In Bratislava, at least, it seems as if the SBS law has only forced the mafia to legalise its activities, not to change its ways.

In the Old Town, almost every business, including bookshops and second-hand clothing stores, has a sticker in the window claiming its premises are protected by some SBS company. Kösegi says that most of these stores are connected to a central dispatch, meaning that if something happens, the SBS will send a patrol. This simple service costs about €200 a month.

A-Team System, Ivan Jakšík’s former company, appears to be one of the most successful, with its stickers appearing on pubs and gaming parlours from the outskirts of Dúbravka to the Old Town. Borbély’s former DKFB is also well represented among Bratislava casinos, bars and discos.

“SBS companies multiplied as an answer to the need to legalise extortion after the police began taking more aggressive action against the crime,” said a high-ranking policeman from the Organised Crime Unit, who asked for anonymity to be able to talk more freely. “The only difference from the past is that now they actually perform some kind of service.”

Officially, however, the police do not believe that extortion is a widespread problem. “In recent years extortion cases have been infrequent,” said Polačiková, who did not comment on cases of SBS companies controlled by known mafia members. “We will not comment on police suspicions because they are based on operational information that the police never discuss.”

Self-extortion?

Compared to a decade ago, organised crime groups now own far more pubs, nightclubs and restaurants. Interestingly, many of these also bear SBS stickers. So is someone extorting the mafia?

The Kryštál Bar in downtown Bratislava, for example, is partly owned by Ivan Jakšík through the FO-SA Gama company. On its door is a sticker advertising A-Team system, Jakšík’s former company.

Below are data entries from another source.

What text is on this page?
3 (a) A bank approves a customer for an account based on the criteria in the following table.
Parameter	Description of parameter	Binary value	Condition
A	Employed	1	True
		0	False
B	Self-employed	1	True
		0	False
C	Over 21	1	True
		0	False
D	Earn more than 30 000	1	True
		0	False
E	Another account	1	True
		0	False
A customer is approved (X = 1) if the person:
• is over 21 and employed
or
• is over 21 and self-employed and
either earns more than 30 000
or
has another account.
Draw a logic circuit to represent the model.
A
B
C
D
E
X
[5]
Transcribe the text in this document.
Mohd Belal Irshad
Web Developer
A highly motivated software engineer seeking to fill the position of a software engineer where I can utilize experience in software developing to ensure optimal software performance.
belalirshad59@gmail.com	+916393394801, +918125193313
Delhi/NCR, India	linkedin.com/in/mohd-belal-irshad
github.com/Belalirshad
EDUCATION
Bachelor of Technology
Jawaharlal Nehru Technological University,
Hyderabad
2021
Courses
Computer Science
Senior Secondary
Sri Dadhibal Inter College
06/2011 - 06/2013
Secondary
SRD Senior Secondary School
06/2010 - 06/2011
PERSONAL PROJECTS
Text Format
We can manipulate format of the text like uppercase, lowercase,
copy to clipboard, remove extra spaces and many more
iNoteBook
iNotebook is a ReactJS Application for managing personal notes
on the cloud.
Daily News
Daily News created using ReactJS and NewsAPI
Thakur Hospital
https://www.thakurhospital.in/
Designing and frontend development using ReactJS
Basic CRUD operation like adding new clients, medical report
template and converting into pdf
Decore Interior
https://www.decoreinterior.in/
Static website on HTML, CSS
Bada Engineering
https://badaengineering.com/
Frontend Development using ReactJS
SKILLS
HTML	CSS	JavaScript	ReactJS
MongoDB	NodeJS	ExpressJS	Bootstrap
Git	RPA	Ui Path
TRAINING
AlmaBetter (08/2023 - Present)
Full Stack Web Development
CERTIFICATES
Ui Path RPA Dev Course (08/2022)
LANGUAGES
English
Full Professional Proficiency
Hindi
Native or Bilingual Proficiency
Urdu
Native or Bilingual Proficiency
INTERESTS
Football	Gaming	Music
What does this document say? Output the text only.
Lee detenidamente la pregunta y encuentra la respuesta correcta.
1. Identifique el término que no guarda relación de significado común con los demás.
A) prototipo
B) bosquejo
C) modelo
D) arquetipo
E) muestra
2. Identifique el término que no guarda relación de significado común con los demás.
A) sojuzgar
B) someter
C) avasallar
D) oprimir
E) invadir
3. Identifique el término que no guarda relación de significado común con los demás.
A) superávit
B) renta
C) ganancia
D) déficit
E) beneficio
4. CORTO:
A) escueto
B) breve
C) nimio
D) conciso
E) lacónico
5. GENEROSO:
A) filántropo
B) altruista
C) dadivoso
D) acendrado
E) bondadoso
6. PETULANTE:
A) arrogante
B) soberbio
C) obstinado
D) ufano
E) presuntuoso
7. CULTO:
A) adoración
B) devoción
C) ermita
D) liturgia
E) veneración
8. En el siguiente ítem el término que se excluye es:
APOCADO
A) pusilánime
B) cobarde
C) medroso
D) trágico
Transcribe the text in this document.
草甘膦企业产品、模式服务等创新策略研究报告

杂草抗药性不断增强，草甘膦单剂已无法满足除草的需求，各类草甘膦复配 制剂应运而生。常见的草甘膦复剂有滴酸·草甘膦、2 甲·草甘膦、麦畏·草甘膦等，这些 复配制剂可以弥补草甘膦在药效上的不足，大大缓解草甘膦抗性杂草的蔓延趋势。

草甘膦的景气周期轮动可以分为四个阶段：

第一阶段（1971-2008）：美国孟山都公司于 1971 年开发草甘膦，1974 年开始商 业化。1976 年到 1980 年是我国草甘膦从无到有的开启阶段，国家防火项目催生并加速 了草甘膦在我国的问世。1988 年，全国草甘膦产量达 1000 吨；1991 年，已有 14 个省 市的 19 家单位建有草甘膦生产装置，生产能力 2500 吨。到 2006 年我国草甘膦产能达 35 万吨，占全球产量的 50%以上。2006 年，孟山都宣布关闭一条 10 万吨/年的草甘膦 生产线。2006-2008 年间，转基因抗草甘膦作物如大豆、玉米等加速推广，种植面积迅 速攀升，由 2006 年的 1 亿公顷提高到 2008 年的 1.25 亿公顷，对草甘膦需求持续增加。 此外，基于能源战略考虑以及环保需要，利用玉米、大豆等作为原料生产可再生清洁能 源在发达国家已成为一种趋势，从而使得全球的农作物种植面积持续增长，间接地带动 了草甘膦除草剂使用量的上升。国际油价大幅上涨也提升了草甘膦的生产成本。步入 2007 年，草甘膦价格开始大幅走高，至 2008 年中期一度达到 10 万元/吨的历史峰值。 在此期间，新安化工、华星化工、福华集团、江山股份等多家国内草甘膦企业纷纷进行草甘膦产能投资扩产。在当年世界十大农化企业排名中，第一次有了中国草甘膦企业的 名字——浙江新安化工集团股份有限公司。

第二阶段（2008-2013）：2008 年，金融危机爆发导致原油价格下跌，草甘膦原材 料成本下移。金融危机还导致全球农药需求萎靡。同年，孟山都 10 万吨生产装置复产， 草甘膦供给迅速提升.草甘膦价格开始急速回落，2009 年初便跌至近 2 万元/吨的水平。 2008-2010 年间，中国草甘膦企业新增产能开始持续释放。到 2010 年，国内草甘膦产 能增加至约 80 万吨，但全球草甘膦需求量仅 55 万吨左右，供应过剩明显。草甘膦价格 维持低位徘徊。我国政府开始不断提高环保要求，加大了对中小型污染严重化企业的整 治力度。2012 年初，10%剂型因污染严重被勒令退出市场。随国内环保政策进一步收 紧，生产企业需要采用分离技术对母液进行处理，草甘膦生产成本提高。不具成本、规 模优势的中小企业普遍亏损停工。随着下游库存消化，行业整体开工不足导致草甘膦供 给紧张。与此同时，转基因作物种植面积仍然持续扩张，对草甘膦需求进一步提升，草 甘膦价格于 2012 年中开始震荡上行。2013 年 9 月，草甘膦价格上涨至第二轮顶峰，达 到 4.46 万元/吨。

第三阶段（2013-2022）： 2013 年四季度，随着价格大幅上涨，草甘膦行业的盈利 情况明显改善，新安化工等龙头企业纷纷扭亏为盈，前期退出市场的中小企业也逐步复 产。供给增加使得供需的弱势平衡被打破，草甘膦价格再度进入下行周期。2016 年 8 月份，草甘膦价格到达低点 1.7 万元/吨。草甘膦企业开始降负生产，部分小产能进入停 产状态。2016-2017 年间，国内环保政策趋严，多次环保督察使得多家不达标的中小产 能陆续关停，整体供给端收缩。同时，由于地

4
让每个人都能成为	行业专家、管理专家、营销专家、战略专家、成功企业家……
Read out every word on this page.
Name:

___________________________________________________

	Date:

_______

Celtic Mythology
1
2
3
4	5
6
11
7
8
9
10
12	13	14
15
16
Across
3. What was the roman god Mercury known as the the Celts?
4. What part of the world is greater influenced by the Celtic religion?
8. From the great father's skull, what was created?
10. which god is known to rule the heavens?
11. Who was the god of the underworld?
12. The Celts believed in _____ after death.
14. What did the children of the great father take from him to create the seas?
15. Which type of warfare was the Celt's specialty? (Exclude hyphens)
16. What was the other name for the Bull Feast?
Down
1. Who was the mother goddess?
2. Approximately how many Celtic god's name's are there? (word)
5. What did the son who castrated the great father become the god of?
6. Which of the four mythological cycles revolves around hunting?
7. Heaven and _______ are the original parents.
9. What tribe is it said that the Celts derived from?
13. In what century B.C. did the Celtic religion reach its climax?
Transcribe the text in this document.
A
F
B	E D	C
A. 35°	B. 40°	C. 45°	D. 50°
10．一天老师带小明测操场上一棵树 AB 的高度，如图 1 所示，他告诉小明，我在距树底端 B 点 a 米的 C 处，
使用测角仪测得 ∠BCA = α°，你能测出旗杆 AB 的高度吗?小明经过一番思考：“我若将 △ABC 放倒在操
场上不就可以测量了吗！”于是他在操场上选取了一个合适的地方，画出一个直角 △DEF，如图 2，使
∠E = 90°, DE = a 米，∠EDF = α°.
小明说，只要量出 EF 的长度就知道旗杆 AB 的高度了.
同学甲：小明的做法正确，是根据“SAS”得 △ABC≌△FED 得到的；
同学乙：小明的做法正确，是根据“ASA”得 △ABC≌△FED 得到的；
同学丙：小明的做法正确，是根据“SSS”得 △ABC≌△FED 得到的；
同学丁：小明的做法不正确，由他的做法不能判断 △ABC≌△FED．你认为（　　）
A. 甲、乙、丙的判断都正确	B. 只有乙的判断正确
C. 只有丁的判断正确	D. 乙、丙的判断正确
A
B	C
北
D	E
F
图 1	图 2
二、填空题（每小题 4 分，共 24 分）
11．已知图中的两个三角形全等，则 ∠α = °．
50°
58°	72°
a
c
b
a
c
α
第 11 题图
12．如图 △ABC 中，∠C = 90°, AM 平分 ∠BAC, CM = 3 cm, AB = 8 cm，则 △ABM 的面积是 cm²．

In Košice, a building housing the RR Night Club brothel and several other firms close to Róbert Okoličány, who police believe to be head of the local mafia, is guarded by the Security Group SBS. Police believe that this SBS is controlled by Okoličány himself.

“Having one company you own provide security to another of your firms is a useful way of laundering money,” said the police source.

But Borbély, whose pawn shop on Obchodná Street in downtown Bratislava is guarded by an SBS company from his ‘portfolio’, said that such stickers serve as a warning to other would-be ‘protectors’ that the site belongs to him. “It’s like a kind of advertising,” he said.

Few entrepreneurs were willing to discuss the SBS company they employed, or why they needed protection. But many said they themselves had sought out protection before opening – they had been afraid to run the risk of a ‘visit’.